Le citoyen devra décider à quel système il fait confiance à long terme - et quel degré de contrôle il est prêt à abandonner en échange de la commodité.

Pour les commerçants : espoir d'une baisse des frais

Le commerce de détail voit dans l'euro numérique avant tout une question de coûts. Les paiements par carte entraînent aujourd'hui des frais parfois élevés, surtout pour les petits montants. Un système sans frais encouragé par l'État pourrait apporter un réel soulagement dans ce domaine - et faire jouer davantage la concurrence.

En même temps, cela implique des dépenses : une nouvelle infrastructure doit être achetée, les collaborateurs doivent être formés et les processus doivent être adaptés. De plus, l'intégration dans les systèmes de caisse existants dépend de l'ouverture réelle des normes - ou si les solutions propriétaires dominent à nouveau.

Pour les banques : la peur de perdre des dépôts - et la question du modèle économique

Jusqu'à présent, la critique la plus forte vient du monde bancaire. Les banques commerciales craignent que les citoyens "transfèrent" à l'avenir une partie de leurs dépôts en euros numériques, ce qui pourrait entraîner un manque de liquidités. Certes, des plafonds de détention sont censés atténuer ce phénomène - mais on ne sait pas s'ils seront suffisants. En outre, la question se pose pour les banques : que reste-t-il pour nous ? Si le trafic des paiements, la détention de la monnaie et la confiance sont à nouveau confiés à la banque centrale, a-t-on encore besoin de comptes bancaires classiques ?

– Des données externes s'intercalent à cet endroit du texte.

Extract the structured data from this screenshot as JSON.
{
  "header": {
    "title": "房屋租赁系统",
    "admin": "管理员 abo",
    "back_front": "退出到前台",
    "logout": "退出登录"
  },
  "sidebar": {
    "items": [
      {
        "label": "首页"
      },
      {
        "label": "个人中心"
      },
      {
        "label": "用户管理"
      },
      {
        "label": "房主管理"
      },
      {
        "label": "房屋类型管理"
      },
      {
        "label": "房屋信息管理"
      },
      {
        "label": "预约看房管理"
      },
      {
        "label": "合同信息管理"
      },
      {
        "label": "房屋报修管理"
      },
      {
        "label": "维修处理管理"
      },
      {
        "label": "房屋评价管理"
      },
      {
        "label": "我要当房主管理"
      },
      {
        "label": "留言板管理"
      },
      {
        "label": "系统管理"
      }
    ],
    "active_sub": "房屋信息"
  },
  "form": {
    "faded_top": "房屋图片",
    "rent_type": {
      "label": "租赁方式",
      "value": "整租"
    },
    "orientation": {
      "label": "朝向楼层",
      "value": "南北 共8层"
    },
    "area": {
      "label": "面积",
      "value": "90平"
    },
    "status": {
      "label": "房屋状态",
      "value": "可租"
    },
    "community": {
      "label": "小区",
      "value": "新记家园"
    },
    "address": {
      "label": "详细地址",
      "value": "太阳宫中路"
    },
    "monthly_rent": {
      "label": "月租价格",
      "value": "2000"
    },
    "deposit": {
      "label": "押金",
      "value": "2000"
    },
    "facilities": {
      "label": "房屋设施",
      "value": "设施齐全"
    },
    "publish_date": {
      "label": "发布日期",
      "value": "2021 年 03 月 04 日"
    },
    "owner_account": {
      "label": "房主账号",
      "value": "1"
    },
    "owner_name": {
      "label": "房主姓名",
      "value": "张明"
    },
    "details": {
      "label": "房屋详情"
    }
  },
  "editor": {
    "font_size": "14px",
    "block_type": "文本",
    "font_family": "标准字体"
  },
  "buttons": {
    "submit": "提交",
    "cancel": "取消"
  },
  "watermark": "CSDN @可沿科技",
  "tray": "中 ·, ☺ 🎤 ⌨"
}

A cela s'ajoute le fait que les banques doivent participer à la mise en place de l'infrastructure de l'euro numérique, mais sans garantie de revenus. La BCE les considère comme des intermédiaires, mais sans modèle de rémunération contraignant. De nombreux établissements y voient un rôle sans retour sur investissement.

L'euro numérique est techniquement bien pensé et doté de nombreux mécanismes de protection - du moins sur le papier. Mais comme souvent, la vérité se trouve au quotidien : dans la mise en œuvre, dans la législation, dans l'acceptation par les citoyens - et dans les détails qu'il sera difficile de récupérer par la suite une fois qu'ils auront été introduits. Il sera décisif de savoir si le volontariat et le caractère privé annoncés pourront s'imposer durablement face aux intérêts politiques et économiques.

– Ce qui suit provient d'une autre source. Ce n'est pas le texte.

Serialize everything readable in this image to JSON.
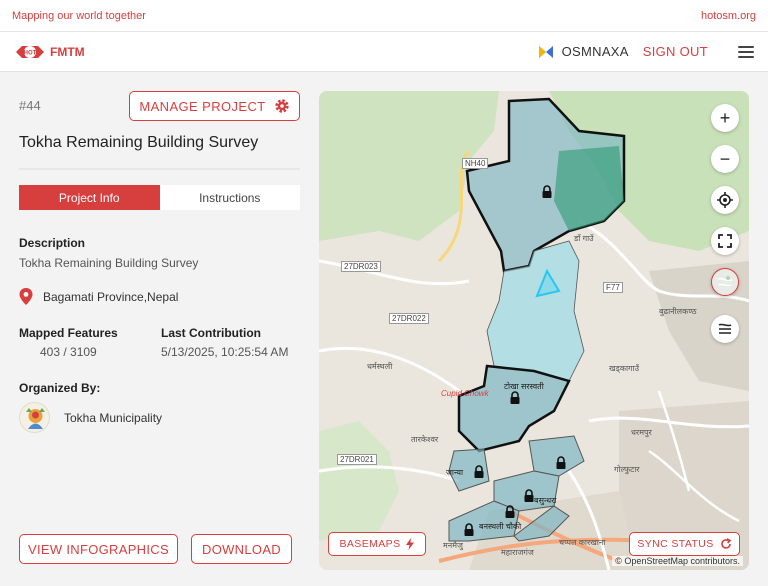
{
  "topbar": {
    "tagline": "Mapping our world together",
    "site": "hotosm.org"
  },
  "header": {
    "logo_badge": "HOT",
    "logo_text": "FMTM",
    "username": "OSMNAXA",
    "signout": "SIGN OUT"
  },
  "project": {
    "id": "#44",
    "manage_label": "MANAGE PROJECT",
    "title": "Tokha Remaining Building Survey",
    "tabs": [
      {
        "label": "Project Info",
        "active": true
      },
      {
        "label": "Instructions",
        "active": false
      }
    ],
    "description_label": "Description",
    "description": "Tokha Remaining Building Survey",
    "location": "Bagamati Province,Nepal",
    "mapped_features_label": "Mapped Features",
    "mapped_features": "403 / 3109",
    "last_contribution_label": "Last Contribution",
    "last_contribution": "5/13/2025, 10:25:54 AM",
    "organized_by_label": "Organized By:",
    "organization": "Tokha Municipality",
    "view_infographics": "VIEW INFOGRAPHICS",
    "download": "DOWNLOAD"
  },
  "map": {
    "basemaps_label": "BASEMAPS",
    "sync_label": "SYNC STATUS",
    "attribution": "© OpenStreetMap contributors.",
    "road_labels": [
      "NH40",
      "27DR023",
      "27DR022",
      "27DR021",
      "F77"
    ],
    "place_labels": [
      "धर्मस्थली",
      "टोखा सरस्वती",
      "Cupid Chowk",
      "तारकेश्वर",
      "जान्या",
      "बुढानीलकण्ठ",
      "खड्कागाउँ",
      "धरमपुर",
      "गोल्फुटार",
      "बनस्थली चौकी",
      "महाराजगंज",
      "चप्पल कारखाना",
      "मनमैजु",
      "बसुन्धरा",
      "डाँ गाउँ"
    ],
    "accent": "#d73f3f"
  }
}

Principes de conception de l'euro numérique (déclarations de la BCE)
Programmabilité Non prévu par la BCE (pas d'affectation, pas de date d'expiration)
Protection des données Hors ligne, en fait : Semblable à de l'argent liquide. En ligne : Pseudonymisé, pas de stockage de données personnelles à la BCE.
Fonction hors ligne Techniquement prévu avec carte à puce ou smartphone - paiements peer-to-peer sans Internet
Plafond de détention Prévision de 3 000 à 5 000 € pour limiter les retraits bancaires

Critique, dangers et regard sur la Chine

Le débat sur l'euro numérique fait apparaître une série d'objections fondamentales qui ne devraient pas être simplement rejetées, mais prises au sérieux et auxquelles il faut répondre clairement.

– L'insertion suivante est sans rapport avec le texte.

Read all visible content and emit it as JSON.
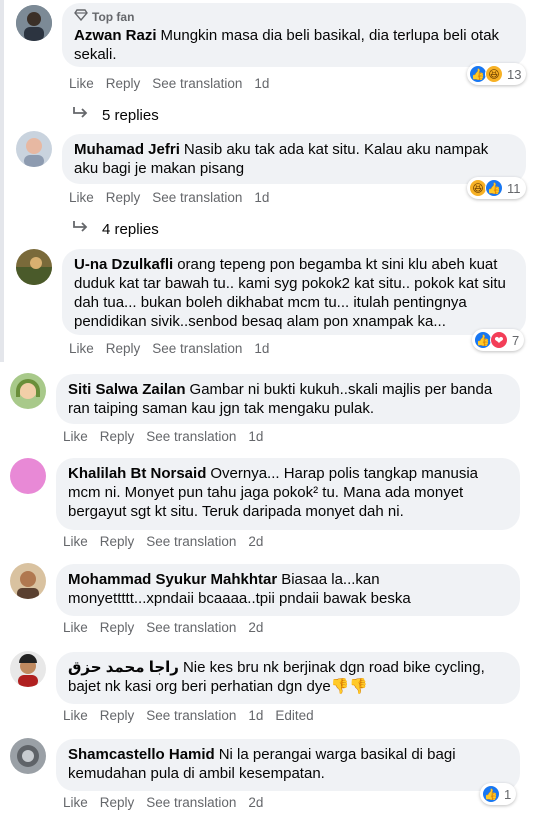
{
  "ui": {
    "like": "Like",
    "reply": "Reply",
    "see_translation": "See translation"
  },
  "comments": [
    {
      "badge": "Top fan",
      "name": "Azwan Razi",
      "text": "Mungkin masa dia beli basikal, dia terlupa beli otak sekali.",
      "time": "1d",
      "reaction_count": "13",
      "replies": "5 replies"
    },
    {
      "name": "Muhamad Jefri",
      "text": "Nasib aku tak ada kat situ. Kalau aku nampak aku bagi je makan pisang",
      "time": "1d",
      "reaction_count": "11",
      "replies": "4 replies"
    },
    {
      "name": "U-na Dzulkafli",
      "text": "orang tepeng pon begamba kt sini klu abeh kuat duduk kat tar bawah tu.. kami syg pokok2 kat situ.. pokok kat situ dah tua... bukan boleh dikhabat mcm tu... itulah pentingnya pendidikan sivik..senbod besaq alam pon xnampak ka...",
      "time": "1d",
      "reaction_count": "7"
    },
    {
      "name": "Siti Salwa Zailan",
      "text": "Gambar ni bukti kukuh..skali majlis per banda ran taiping saman kau jgn tak mengaku pulak.",
      "time": "1d"
    },
    {
      "name": "Khalilah Bt Norsaid",
      "text": "Overnya... Harap polis tangkap manusia mcm ni. Monyet pun tahu jaga pokok² tu. Mana ada monyet bergayut sgt kt situ. Teruk daripada monyet dah ni.",
      "time": "2d"
    },
    {
      "name": "Mohammad Syukur Mahkhtar",
      "text": "Biasaa la...kan monyettttt...xpndaii bcaaaa..tpii pndaii bawak beska",
      "time": "2d"
    },
    {
      "name": "راجا محمد حزق",
      "text": "Nie kes bru nk berjinak dgn road bike cycling, bajet nk kasi org beri perhatian dgn dye",
      "emoji": "👎👎",
      "time": "1d",
      "edited": "Edited"
    },
    {
      "name": "Shamcastello Hamid",
      "text": "Ni la perangai warga basikal di bagi kemudahan pula di ambil kesempatan.",
      "time": "2d",
      "reaction_count": "1"
    }
  ]
}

1. risque de restriction de la liberté par le contrôle numérique

L'un des principaux arguments des critiques est le suivant : dès que l'argent est numérique et centralisé, les États ou les banques centrales disposent d'un instrument qui n'existait pas auparavant avec l'argent liquide, à savoir une traçabilité totale, des restrictions d'utilisation ou même un accès à distance aux fonds. En effet mettent en garde les spécialistesLe rapport indique qu'un euro numérique mal conçu pourrait créer "l'homme de verre". Exemples du contrôle redouté :

  • Date d'expiration des crédits numériques ou de l'affectation ("Cet argent ne doit être utilisé que pour ...") - techniquement possible, si on le veut. Critique : cela contredit la conception de la liberté de l'argent en tant que moyen d'échange utilisable de manière générale.
  • Accès par les autoritésLes fonds numériques sont plus facilement gelés ou réorientés en cas de crise. Les critiques y voient un affaiblissement de l'autodétermination financière.
  • Anonymat réduitMême si la Banque centrale européenne (BCE) souligne qu'elle ne veut pas d'accès direct aux données des utilisateurs, la question fondamentale reste la suivante : le "privé" dans l'espace numérique est-il identique au "privé en espèces" ? Certaines études disent que non.

2. programmabilité et potentiel de contrôle social

Autre risque souvent évoqué : les monnaies numériques pourraient être dotées de fonctionnalités programmables - mots clés : contrats intelligents, échéances automatiques, affectation des fonds. Les critiques mettent en gardeSi cela est mis en œuvre, les gouvernements ou les banques centrales pourraient désavantager les personnes ou les groupes ayant de "mauvais" scores ou ne libérer de l'argent qu'en cas de "bon" comportement.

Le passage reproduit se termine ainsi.